かつては、参入市場の分析と新規顧客の獲得のための戦略・戦術の策定が、マーケティングの主な役割と考えられており、今でもそのように捉えている企業も少なくありません。
しかし、これまで見てきたように、顧客の生涯価値という視点で見た場合には、新規顧客の開拓・獲得も重要ですが、既存顧客の維持とロイヤルカスタマー化が重要であることが分かると思います。
コトラーの本の中でも、下記のような事実が指摘されています。
1) 新規顧客の獲得は、既存顧客の維持の5倍のコストがかかる。
2) 平均的な企業は、毎年10%の顧客を失っている。
3) (業種よっては)顧客の離反率を5%減らせば、利益は25~85%増加する。
4) 顧客の利益率は、維持されている顧客の生涯を通じ増加する傾向にある。
常に新しい新規顧客を追うのは、いかに懸命に営業努力を行っているように見えたとしても、実のところ効率が非常に悪い可能性があります。根性論ではなく、まずは現実を直視する必要があります。

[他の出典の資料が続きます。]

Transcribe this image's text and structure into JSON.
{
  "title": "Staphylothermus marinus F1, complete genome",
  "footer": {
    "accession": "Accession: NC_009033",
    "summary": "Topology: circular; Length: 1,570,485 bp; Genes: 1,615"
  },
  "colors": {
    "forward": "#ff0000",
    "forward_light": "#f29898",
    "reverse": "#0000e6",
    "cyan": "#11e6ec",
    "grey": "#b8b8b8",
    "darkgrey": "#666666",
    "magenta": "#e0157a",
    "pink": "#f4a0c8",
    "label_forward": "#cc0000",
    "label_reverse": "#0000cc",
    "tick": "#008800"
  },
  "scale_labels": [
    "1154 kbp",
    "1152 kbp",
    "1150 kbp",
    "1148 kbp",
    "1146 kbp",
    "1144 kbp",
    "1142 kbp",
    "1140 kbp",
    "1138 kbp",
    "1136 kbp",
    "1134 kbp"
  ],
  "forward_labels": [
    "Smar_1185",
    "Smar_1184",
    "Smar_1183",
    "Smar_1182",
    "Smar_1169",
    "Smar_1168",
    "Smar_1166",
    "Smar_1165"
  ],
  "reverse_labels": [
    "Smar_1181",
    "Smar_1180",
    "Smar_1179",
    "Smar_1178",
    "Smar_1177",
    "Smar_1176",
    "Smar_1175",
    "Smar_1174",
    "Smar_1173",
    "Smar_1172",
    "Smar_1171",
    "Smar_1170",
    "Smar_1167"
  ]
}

顧客維持を強化するには、「1. 他社へのスイッチを防ぐ、高い障壁を作る」、「2. 顧客満足度を高める」という方法に分けられます。
前者の代表的な施策は、携帯電話キャリア各社の「2年縛り」の契約です。しかし、皆さんもよく知っている通り、2年縛りのペナルティーを超える、インセンティブを競合他社が用意した瞬間、堰を切ったように顧客は流出する可能性があり、さらに過剰なサービス合戦に突入します。
このやり方は、一時的には、顧客の固定化に効果を発揮しますが、長期安定は望めません。

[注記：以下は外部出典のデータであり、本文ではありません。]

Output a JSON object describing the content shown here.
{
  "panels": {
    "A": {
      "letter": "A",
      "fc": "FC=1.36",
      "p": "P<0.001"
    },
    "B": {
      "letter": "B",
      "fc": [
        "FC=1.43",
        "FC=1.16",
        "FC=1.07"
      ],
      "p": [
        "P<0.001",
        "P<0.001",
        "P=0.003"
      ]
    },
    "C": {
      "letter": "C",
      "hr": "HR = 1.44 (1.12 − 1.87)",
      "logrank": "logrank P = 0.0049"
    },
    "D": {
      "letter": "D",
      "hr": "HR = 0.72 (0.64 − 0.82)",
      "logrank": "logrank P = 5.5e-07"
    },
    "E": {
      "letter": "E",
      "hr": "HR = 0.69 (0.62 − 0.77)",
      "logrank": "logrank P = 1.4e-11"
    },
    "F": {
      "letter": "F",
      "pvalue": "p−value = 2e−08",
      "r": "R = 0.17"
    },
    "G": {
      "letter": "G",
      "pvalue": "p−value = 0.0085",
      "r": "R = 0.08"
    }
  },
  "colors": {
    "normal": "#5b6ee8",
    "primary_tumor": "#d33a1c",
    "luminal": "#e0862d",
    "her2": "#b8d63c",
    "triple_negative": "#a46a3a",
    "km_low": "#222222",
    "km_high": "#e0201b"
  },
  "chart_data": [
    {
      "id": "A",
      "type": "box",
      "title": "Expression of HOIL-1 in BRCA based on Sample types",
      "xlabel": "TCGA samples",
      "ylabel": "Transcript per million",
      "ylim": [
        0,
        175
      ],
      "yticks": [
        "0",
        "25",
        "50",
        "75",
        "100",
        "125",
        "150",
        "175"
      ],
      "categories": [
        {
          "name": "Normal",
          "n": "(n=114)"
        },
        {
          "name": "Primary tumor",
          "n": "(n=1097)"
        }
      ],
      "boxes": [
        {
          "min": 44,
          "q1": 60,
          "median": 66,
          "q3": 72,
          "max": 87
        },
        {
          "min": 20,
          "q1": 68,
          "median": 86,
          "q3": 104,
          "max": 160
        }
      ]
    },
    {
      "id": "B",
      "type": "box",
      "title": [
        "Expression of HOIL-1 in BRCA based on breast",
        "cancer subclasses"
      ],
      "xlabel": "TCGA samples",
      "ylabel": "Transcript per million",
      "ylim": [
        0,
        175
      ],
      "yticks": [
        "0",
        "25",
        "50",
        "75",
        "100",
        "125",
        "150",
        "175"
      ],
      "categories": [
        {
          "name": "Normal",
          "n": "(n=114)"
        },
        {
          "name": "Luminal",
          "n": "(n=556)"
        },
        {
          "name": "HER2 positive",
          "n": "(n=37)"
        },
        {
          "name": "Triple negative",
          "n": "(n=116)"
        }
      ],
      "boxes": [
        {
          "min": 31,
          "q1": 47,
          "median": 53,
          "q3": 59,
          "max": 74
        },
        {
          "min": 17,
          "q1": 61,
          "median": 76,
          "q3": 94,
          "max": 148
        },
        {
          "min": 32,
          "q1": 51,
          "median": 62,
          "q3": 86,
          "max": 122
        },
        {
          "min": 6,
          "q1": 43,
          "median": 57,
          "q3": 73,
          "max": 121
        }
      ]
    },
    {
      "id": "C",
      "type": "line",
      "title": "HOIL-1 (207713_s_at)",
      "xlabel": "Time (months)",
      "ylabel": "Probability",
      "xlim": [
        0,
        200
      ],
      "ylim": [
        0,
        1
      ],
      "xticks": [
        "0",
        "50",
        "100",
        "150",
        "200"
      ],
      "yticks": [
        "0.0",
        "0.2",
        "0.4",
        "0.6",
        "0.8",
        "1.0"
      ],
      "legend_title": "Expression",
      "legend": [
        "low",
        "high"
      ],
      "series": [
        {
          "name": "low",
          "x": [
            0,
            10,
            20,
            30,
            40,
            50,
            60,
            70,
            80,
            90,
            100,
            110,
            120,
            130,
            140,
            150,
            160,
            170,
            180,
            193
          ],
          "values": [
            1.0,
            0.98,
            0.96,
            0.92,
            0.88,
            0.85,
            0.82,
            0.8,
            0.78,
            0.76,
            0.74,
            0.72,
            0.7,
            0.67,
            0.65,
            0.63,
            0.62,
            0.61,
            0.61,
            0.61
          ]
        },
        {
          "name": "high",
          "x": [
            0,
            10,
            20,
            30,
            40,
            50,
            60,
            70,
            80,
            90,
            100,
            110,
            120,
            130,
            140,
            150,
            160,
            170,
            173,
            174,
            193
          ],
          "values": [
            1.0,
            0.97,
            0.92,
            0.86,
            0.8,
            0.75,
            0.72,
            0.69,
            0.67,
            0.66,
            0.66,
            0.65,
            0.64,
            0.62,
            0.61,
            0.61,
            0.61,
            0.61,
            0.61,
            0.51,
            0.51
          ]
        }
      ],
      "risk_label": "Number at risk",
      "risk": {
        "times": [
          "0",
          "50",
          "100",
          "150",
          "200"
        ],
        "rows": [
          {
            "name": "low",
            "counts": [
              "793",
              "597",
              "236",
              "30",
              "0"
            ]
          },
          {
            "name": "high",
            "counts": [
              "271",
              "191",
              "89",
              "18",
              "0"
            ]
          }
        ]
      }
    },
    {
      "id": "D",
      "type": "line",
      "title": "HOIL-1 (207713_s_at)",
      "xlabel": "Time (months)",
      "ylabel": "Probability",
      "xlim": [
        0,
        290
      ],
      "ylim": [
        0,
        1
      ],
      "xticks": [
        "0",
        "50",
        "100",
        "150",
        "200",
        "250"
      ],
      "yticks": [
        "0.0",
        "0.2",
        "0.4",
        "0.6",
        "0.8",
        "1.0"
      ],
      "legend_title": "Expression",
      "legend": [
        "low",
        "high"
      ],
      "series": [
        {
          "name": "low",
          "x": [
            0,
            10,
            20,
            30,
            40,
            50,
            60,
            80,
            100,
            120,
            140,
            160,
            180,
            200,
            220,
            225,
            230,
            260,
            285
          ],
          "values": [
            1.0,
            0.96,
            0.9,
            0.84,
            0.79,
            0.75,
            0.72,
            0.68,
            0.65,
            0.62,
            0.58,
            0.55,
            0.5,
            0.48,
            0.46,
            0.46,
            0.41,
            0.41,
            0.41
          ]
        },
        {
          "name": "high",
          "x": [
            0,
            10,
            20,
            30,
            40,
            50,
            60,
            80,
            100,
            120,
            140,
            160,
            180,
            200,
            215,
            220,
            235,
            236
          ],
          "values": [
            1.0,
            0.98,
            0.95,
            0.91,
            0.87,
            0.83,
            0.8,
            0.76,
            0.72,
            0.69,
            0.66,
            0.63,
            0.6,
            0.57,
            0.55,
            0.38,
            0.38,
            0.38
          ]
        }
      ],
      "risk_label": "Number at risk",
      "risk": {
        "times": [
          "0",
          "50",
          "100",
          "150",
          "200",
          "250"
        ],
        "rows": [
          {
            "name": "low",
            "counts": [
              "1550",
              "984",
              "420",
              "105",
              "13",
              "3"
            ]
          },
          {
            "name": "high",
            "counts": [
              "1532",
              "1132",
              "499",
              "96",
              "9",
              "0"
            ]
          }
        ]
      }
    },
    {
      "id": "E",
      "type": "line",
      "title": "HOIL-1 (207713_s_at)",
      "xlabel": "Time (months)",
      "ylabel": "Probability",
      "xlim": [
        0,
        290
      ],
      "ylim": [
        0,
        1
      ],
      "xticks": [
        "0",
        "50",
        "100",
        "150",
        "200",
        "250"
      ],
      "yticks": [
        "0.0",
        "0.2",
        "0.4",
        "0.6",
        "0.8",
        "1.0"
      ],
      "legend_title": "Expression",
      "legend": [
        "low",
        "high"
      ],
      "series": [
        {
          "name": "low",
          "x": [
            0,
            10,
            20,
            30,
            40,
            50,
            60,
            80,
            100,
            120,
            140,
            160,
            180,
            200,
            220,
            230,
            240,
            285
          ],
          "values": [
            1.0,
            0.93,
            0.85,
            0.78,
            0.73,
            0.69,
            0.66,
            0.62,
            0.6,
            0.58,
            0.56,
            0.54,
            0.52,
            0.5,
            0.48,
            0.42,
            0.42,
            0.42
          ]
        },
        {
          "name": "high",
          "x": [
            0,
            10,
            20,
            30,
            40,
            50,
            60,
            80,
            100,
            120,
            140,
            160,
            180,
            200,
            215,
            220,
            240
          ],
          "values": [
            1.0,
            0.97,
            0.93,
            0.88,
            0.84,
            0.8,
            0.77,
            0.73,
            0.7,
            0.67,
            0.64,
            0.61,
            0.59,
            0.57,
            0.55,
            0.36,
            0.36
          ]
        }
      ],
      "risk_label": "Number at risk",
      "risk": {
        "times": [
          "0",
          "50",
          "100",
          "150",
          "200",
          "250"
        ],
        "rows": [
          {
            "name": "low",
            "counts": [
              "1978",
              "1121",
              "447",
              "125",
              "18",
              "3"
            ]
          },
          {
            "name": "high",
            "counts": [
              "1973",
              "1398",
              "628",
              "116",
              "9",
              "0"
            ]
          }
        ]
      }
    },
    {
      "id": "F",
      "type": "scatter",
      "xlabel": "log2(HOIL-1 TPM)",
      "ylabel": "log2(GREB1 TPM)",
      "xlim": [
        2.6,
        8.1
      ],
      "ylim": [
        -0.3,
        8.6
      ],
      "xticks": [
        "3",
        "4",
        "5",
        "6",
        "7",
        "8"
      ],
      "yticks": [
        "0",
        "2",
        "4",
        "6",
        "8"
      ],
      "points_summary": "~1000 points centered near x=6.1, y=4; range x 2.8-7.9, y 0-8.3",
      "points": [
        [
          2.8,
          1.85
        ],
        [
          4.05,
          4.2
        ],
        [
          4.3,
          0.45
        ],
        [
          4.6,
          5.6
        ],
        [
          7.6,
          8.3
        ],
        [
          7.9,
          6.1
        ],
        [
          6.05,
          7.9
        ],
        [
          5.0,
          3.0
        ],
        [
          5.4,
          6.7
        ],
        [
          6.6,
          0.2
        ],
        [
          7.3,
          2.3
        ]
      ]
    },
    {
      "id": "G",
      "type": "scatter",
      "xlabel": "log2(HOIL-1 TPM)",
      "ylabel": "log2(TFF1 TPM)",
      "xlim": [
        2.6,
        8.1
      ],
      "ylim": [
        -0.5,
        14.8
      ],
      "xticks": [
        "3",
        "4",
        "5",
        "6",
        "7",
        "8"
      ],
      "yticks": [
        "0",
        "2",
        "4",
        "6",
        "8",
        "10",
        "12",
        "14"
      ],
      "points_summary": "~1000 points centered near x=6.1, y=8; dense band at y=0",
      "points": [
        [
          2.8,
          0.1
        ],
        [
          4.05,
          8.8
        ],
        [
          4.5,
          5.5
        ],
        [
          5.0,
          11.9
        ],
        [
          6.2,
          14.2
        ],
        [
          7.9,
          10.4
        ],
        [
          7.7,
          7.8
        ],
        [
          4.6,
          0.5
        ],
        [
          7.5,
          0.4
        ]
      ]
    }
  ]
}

やはり後者の「顧客満足度を高める」方法が王道といえるでしょう。
顧客満足を高める施策の1つに「苦情や不満に対する速やかで満足のいく対応」 というものがあります。
苦情を申し立てた顧客の54~70%は、不満が解消されれば再びその企業と取引を継続するそうです。
さらに、“迅速”かつ“建設的”に解決されたと感じた顧客の場合は、実に95%の高率での取引継続となります。
さらに、企業の対応の良さを「平均5人」に話す、というオマケもつくそうです。良い対応は、新規顧客の獲得にもつながるわけです。